Mortality prediction based on BP trends
Blood pressure trends and mortality: the Leiden 85-plus Study.Poortvliet RK, de Ruijter W, de Craen AJ, et al.
J Hypertens. 2012 Nov 23. [Epub]
In elderly people, hypertension is a common condition [1,2]. The association between a single blood pressure measurement and mortality in very old people is unclear; data are often conflicting. The association between SBP trends and mortality was studied in a cohort of 90-years old from the Leiden 85-plus Study. Independent contributions of both current SBP value at age 90 and the trend in preceding SBP measurements to the prediction of mortality at age 90 were evaluated.
- A decreasing 5-year trend in SBP (≥2.9 mmHg/year) was associated with an increased cumulative all-cause mortality compared to an increasing or average 5-year trend (fig. 1).
- Participants with a decreasing 5-year trend in SBP had a 1.5-fold increased all-cause mortality risk compared to those with an average SBP trend (HR 1.51, 95% CI 1.07-2.15)
- Adjusted for SBP at age 90, participants with a decreasing 5-year trend in SBP had an increased all-cause mortality risk compared to those with an average SBP trend (HR 1.45, 95% CI 1.02-2.06).
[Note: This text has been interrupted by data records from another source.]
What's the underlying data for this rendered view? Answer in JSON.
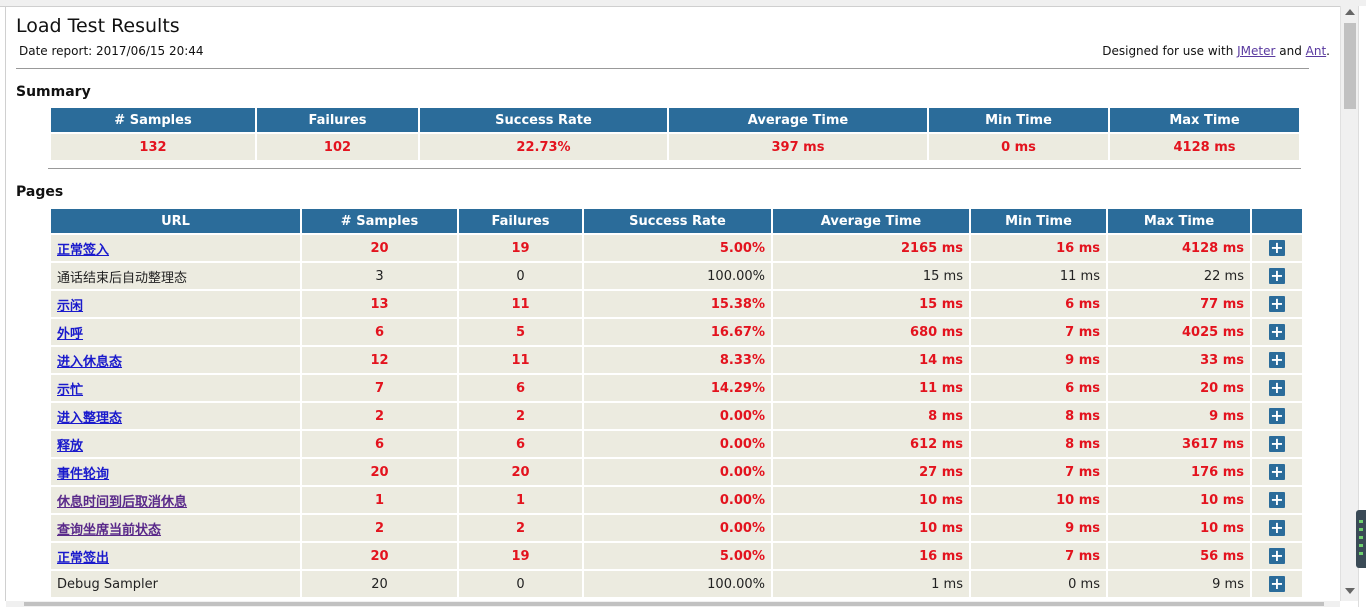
{
  "page": {
    "title": "Load Test Results",
    "date_report": "Date report: 2017/06/15 20:44",
    "designed_prefix": "Designed for use with ",
    "link_jmeter": "JMeter",
    "designed_and": " and ",
    "link_ant": "Ant",
    "designed_suffix": "."
  },
  "summary": {
    "heading": "Summary",
    "headers": [
      "# Samples",
      "Failures",
      "Success Rate",
      "Average Time",
      "Min Time",
      "Max Time"
    ],
    "values": [
      "132",
      "102",
      "22.73%",
      "397 ms",
      "0 ms",
      "4128 ms"
    ]
  },
  "pages": {
    "heading": "Pages",
    "headers": [
      "URL",
      "# Samples",
      "Failures",
      "Success Rate",
      "Average Time",
      "Min Time",
      "Max Time",
      ""
    ],
    "rows": [
      {
        "url": "正常签入",
        "samples": "20",
        "failures": "19",
        "rate": "5.00%",
        "avg": "2165 ms",
        "min": "16 ms",
        "max": "4128 ms"
      },
      {
        "url": "通话结束后自动整理态",
        "samples": "3",
        "failures": "0",
        "rate": "100.00%",
        "avg": "15 ms",
        "min": "11 ms",
        "max": "22 ms"
      },
      {
        "url": "示闲",
        "samples": "13",
        "failures": "11",
        "rate": "15.38%",
        "avg": "15 ms",
        "min": "6 ms",
        "max": "77 ms"
      },
      {
        "url": "外呼",
        "samples": "6",
        "failures": "5",
        "rate": "16.67%",
        "avg": "680 ms",
        "min": "7 ms",
        "max": "4025 ms"
      },
      {
        "url": "进入休息态",
        "samples": "12",
        "failures": "11",
        "rate": "8.33%",
        "avg": "14 ms",
        "min": "9 ms",
        "max": "33 ms"
      },
      {
        "url": "示忙",
        "samples": "7",
        "failures": "6",
        "rate": "14.29%",
        "avg": "11 ms",
        "min": "6 ms",
        "max": "20 ms"
      },
      {
        "url": "进入整理态",
        "samples": "2",
        "failures": "2",
        "rate": "0.00%",
        "avg": "8 ms",
        "min": "8 ms",
        "max": "9 ms"
      },
      {
        "url": "释放",
        "samples": "6",
        "failures": "6",
        "rate": "0.00%",
        "avg": "612 ms",
        "min": "8 ms",
        "max": "3617 ms"
      },
      {
        "url": "事件轮询",
        "samples": "20",
        "failures": "20",
        "rate": "0.00%",
        "avg": "27 ms",
        "min": "7 ms",
        "max": "176 ms"
      },
      {
        "url": "休息时间到后取消休息",
        "samples": "1",
        "failures": "1",
        "rate": "0.00%",
        "avg": "10 ms",
        "min": "10 ms",
        "max": "10 ms"
      },
      {
        "url": "查询坐席当前状态",
        "samples": "2",
        "failures": "2",
        "rate": "0.00%",
        "avg": "10 ms",
        "min": "9 ms",
        "max": "10 ms"
      },
      {
        "url": "正常签出",
        "samples": "20",
        "failures": "19",
        "rate": "5.00%",
        "avg": "16 ms",
        "min": "7 ms",
        "max": "56 ms"
      },
      {
        "url": "Debug Sampler",
        "samples": "20",
        "failures": "0",
        "rate": "100.00%",
        "avg": "1 ms",
        "min": "0 ms",
        "max": "9 ms"
      }
    ],
    "expand_symbol": "+"
  },
  "colors": {
    "header_bg": "#2b6c9a",
    "cell_bg": "#ecebe0",
    "failure_text": "#e3131e",
    "link": "#1a1acc"
  },
  "icons": {
    "expand": "plus-icon"
  }
}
This association was stronger in institutionalized individuals i.e. the most frail elderly subjects.
- Participants with a low SBP at age 90 had an increased all-cause mortality risk compared to those with a high SBP (HR 1.57, 95% CI 1.18–2.09).
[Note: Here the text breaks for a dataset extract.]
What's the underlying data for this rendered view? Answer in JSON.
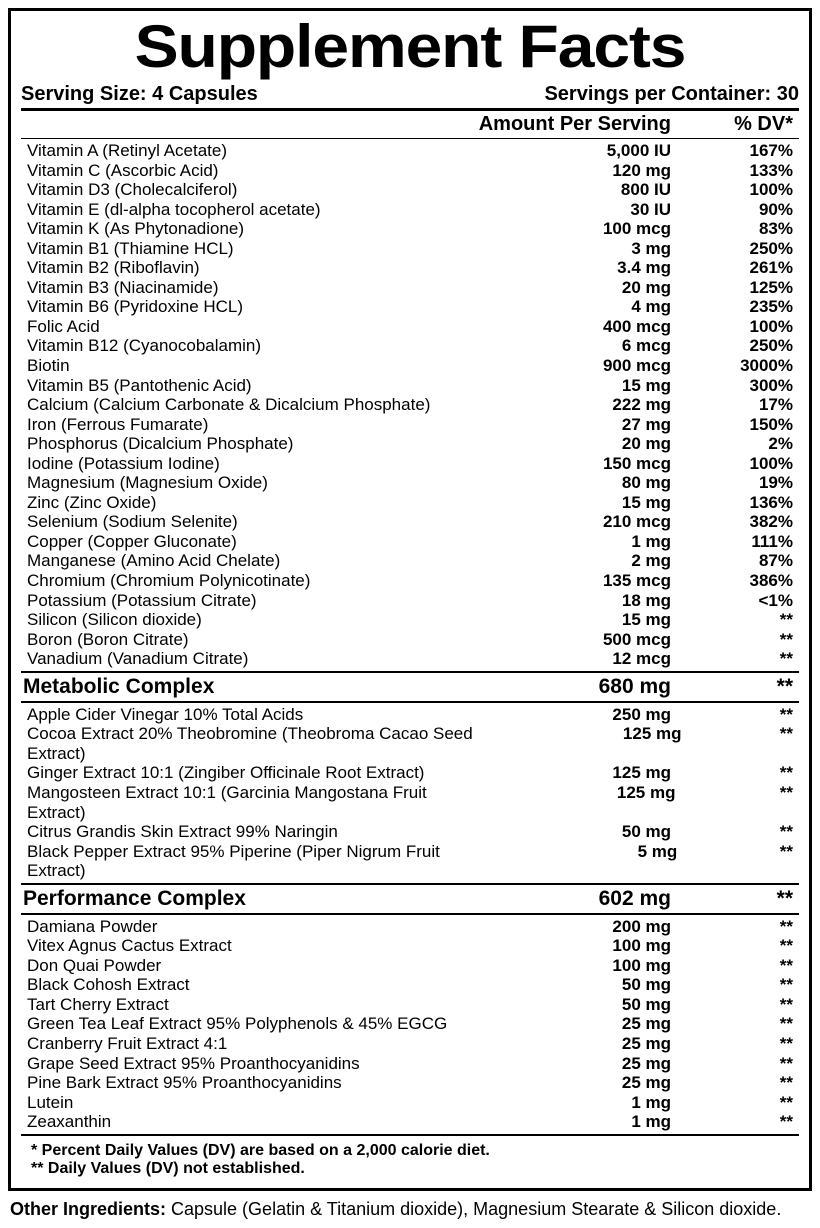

- Adjusted for SBP trends, participants with a low SBP at age 90 had a 1.6-fold increased all-cause mortality risk compared to those with a high SBP (HR 1.62, 95% CI 1.21–2.20).
- After full adjustment including all baseline characteristics and SBP trends, participants with a low SBP at age 90 had a 1.5-fold increased all-cause mortality risk compared to those with a high SBP at age 90 years (HR 1.47, 95% CI 0.90–2.40).
ConclusionIn very old age, all available preceding SBP measurements contribute to a more accurate prediction of mortality and should be taken into account. In addition, repeated blood pressure measurement may contribute to identification of older people at risk.
References1. de Craen AJ, Gussekloo J, Teng YK, et al. Prevalence of five common clinical abnormalities in very elderly people: population based cross sectional study. BMJ 2003; 327:131–132.
2. Aguado A, Lopez F, Miravet S, et al. Hypertension in the very old; prevalence, awareness, treatment and control: a cross-sectional population-based study in a Spanish municipality. BMC Geriatr 2009; 9:16.
To evaluate the independent contributions of both the trend in SBP and the SBP value at age 90 to the prediction of mortality in nonagenarians.
The trend in SBP between 85 and 90 years and SBP at age 90 years were assessed in a population-based sample of 271 participants (74 men and 197 women) aged 90 years of the Leiden 85-plus Study, an observational population-based prospective follow-up study (started 1997). Primary endpoint, followed up over 5 years (median 3.6 years), was all-cause mortality.
A decreasing trend in SBP between 85 and 90 years (decline ≥2.9 mmHg/year) was associated with increased mortality compared to an average SBP trend (hazard ratio 1.45, 95% confidence interval 1.02-2.06), independent of SBP at age 90. The effect was stronger in institutionalized participants compared to those living independently [hazard ratio 1.87 (1.10-3.19) and hazard ratio 1.30 (0.81-2.09)]. After analysis with a fully adjusted model, the estimate approached unity [hazard ratio 1.08 (0.60-1.86)]. Overall, 90-year-old participants with SBP of 150 mmHg or less had a 1.62 times increased mortality risk compared to those with SBP more than 150 mmHg (1.21-2.20), independent of the SBP trend in preceding years. This applied to those with and without antihypertensive drugs and those with and without history of cardiovascular disease or noncardiovascular disease. In the fully adjusted model, the estimate was 1.47 (0.90-2.40). Conclusion: In very old age, both decreasing trend in SBP over the previous 5 years and the current SBP value independently contribute to prediction of all-cause mortality. Therefore, in individual patients, all available preceding SBP measurements should be taken into account.